Porém, nos momentos de lucidez e de reflexão,
vive debatendo-se entre os dois caminhos:
É que a razão, por
outro lado, mostra-lhe o engano que é pensar que tudo isso [os atrativos do
mundo] vale alguma coisa em comparação com o seu fim último. A fé ensina-lhe o
que deve fazer”, apesar da inclinação que sente para o que é imediato: “Como a
fé se encontra muito amortecida, queremos mais o que vemos do que aquilo que
ela nos diz”. (2 Moradas 2. 4. 5).
Isto lembra-nos que o crer possui também seu lado doloroso:  “quantos Santos viveram na solidão! Quantos
crentes, mesmo em nossos dias, provados pelo silêncio de Deus, cuja voz
consoladora queriam ouvir! As provas da vida, ao mesmo tempo que permitem
compreender o mistério da Cruz e participar nos sofrimentos de Cristo (cf. Cl 1, 24) , são prelúdio da alegria e da
esperança a que a fé conduz: «Quando sou fraco, então é que sou forte» (2
Cor
 12, 10)” (Porta fidei 15).
Teresa
viveu estes aspectos na oração perseverante, nas obras da fé em benefício da
Igreja. Através da oração e  contemplação
do Modelo e  Caminho que é Cristo,
pode-se chegar à meta pela graça de Deus:
“O próprio Senhor diz: Ninguém subirá a meu Pai senão por mim. ... E
também: Quem vê a mim vê a meu Pai. Pois, se nunca olhamos para Ele, nem
consideramos o que Lhe devemos e a morte que sofreu por nós, não sei como O
poderemos conhecer nem fazer obras em Seu serviço.
Que valor pode ter a fé sem obras?
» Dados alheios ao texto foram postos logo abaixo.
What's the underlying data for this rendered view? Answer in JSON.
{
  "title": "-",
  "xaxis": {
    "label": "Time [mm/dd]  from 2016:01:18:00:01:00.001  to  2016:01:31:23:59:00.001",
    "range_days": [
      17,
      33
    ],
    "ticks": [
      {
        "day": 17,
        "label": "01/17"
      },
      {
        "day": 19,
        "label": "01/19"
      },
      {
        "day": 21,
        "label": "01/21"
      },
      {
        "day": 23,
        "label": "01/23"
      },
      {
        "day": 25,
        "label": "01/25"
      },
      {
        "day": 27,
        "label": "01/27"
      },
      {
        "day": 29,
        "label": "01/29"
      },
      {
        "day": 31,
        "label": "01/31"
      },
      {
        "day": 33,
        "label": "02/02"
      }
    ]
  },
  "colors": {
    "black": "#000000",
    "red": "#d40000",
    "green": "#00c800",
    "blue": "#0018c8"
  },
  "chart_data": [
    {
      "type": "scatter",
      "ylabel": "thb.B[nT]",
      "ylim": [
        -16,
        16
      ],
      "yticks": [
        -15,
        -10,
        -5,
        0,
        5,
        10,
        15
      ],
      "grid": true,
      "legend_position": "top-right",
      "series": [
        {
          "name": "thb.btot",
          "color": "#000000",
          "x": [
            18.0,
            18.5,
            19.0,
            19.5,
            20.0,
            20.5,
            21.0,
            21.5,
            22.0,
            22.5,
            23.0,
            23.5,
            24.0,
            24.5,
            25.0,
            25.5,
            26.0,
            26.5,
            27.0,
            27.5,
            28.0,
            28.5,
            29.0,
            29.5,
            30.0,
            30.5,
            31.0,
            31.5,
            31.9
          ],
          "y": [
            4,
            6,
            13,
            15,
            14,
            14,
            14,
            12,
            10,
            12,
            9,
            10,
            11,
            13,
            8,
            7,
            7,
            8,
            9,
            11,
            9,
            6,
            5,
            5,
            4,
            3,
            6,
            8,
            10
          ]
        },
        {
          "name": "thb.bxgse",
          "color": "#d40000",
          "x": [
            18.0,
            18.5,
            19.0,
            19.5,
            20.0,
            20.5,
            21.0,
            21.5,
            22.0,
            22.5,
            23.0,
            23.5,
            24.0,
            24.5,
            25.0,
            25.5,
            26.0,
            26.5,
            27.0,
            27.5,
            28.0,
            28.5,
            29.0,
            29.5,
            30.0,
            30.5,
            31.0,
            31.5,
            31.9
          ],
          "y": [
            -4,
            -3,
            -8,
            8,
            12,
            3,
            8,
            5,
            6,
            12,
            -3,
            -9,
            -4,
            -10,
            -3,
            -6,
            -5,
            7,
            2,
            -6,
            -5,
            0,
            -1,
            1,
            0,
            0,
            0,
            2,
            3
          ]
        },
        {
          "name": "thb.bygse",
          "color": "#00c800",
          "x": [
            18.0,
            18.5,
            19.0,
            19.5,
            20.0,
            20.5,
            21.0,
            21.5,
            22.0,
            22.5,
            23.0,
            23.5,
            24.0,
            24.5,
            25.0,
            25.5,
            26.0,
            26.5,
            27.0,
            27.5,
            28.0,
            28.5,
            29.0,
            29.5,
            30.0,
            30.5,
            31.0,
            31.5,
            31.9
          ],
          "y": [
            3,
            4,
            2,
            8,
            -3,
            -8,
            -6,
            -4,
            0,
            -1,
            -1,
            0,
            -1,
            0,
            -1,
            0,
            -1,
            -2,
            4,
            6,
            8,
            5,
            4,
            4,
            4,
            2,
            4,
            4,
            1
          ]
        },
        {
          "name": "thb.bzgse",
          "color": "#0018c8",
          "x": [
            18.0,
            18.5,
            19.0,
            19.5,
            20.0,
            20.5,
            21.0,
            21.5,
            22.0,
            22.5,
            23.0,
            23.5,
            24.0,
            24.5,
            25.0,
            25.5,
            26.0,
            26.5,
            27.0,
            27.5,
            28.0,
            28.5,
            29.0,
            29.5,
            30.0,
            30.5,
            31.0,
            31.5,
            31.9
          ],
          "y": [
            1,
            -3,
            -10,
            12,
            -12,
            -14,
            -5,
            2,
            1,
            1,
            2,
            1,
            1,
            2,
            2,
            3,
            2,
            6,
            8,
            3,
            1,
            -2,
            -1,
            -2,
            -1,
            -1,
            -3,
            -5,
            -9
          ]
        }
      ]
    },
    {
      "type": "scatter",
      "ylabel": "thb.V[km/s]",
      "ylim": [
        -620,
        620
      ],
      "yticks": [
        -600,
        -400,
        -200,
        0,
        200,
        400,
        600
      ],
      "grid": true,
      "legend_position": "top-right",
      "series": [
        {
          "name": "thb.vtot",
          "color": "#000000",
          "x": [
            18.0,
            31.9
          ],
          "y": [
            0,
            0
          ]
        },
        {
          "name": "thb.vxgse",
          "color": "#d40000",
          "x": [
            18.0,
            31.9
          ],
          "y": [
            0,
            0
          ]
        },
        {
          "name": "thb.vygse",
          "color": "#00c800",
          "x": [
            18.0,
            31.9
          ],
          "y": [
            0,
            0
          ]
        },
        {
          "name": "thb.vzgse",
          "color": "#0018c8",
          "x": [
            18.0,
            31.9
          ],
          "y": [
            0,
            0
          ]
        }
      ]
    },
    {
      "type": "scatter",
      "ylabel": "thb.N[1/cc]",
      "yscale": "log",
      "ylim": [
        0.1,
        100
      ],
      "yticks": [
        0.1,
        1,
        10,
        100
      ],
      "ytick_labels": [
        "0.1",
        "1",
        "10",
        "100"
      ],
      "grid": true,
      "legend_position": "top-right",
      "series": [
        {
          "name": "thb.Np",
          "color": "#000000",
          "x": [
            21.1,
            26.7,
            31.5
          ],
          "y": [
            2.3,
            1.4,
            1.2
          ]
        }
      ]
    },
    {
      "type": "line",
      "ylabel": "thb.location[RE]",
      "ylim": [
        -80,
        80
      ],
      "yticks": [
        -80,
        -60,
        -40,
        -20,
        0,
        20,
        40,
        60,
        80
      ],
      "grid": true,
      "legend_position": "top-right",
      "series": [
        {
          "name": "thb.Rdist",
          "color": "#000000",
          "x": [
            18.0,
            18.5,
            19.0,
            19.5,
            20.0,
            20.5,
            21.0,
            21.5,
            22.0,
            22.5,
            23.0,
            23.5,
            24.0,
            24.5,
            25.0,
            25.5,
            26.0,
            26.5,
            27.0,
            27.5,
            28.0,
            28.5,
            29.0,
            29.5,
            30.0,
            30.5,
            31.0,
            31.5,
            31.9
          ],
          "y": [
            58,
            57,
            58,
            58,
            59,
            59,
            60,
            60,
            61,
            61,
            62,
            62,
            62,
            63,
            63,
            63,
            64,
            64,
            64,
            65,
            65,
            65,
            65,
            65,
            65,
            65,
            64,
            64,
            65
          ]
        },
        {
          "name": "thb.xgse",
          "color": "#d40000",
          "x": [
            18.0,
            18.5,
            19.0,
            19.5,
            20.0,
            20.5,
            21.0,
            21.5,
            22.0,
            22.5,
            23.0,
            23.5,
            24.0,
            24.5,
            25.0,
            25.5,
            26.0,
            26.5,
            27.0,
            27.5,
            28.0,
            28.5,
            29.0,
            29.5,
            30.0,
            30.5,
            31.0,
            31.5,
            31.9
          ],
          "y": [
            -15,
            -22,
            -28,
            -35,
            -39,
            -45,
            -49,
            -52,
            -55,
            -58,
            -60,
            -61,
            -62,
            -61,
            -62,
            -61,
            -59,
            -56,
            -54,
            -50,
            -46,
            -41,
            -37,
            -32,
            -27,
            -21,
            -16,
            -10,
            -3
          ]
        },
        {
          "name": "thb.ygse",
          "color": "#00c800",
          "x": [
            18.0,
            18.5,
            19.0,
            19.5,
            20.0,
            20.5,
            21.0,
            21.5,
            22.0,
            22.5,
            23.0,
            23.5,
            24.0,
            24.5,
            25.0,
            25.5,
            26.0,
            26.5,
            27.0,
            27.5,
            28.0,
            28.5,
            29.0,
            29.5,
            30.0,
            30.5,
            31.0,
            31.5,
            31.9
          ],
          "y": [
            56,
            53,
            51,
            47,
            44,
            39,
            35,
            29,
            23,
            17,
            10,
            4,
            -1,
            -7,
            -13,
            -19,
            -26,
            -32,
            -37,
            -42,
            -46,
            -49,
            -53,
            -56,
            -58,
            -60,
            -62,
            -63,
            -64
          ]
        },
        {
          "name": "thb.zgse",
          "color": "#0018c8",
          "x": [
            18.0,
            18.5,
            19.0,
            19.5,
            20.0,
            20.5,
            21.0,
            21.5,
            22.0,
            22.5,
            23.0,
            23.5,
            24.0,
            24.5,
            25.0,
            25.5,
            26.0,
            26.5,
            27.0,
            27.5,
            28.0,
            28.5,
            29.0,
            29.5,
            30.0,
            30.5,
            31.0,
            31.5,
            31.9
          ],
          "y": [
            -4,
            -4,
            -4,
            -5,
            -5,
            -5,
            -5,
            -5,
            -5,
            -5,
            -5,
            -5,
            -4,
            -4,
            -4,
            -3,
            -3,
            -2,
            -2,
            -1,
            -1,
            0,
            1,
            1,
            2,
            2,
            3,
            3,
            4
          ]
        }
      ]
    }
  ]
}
E o que valerão estas se não se unirem
aos merecimentos de Jesus Cristo, nosso Bem? E quem nos despertará a amar esse
Senhor? Praza a Sua Majestade dar-nos a entender o muito que lhe custamos e
como o servo não é mais do que o Senhor. Que Ele nos mostre também que
precisamos trabalhar para gozar de Sua glória; para isso, é necessário orar, a
fim de não andar sempre em tentação.” (S. Teresa, 2 M 11).
Já na plenitude da vida espiritual descrita na sétima Morada, Teresa
testemunha como a fé leva a um conhecimento experiencial:
“Dessa maneira, o que acreditamos por fé é entendido ali pela alma por
vista, se assim o podemos dizer, embora não seja vista dos olhos do corpo nem
da alma, porque não se trata de visão imaginária. Na sétima morada,
comunicam-se com ela e lhe falam as três Pessoas. Elas lhe dão a entender as
palavras do Senhor que estão no Evangelho: que viria Ele, com o Pai e o
Espírito Santo, para morar na alma que O ama e segue Seus mandamentos” (7 M
1,6).
Possa o Ano da fé sustentar-nos na mesma 
fé da Igreja e que S. Teresa viveu e pela qual gastou suas energias: uma
fé que “age pela caridade” (Gál 5,6). Ao mesmo tempo nos faça  viver “com esperança o nosso serviço no mundo,
aguardando «novos céus e uma nova terra, onde habite a justiça» (2 Ped 3, 13; cf. Ap 21, 1)” (Porta fidei 14).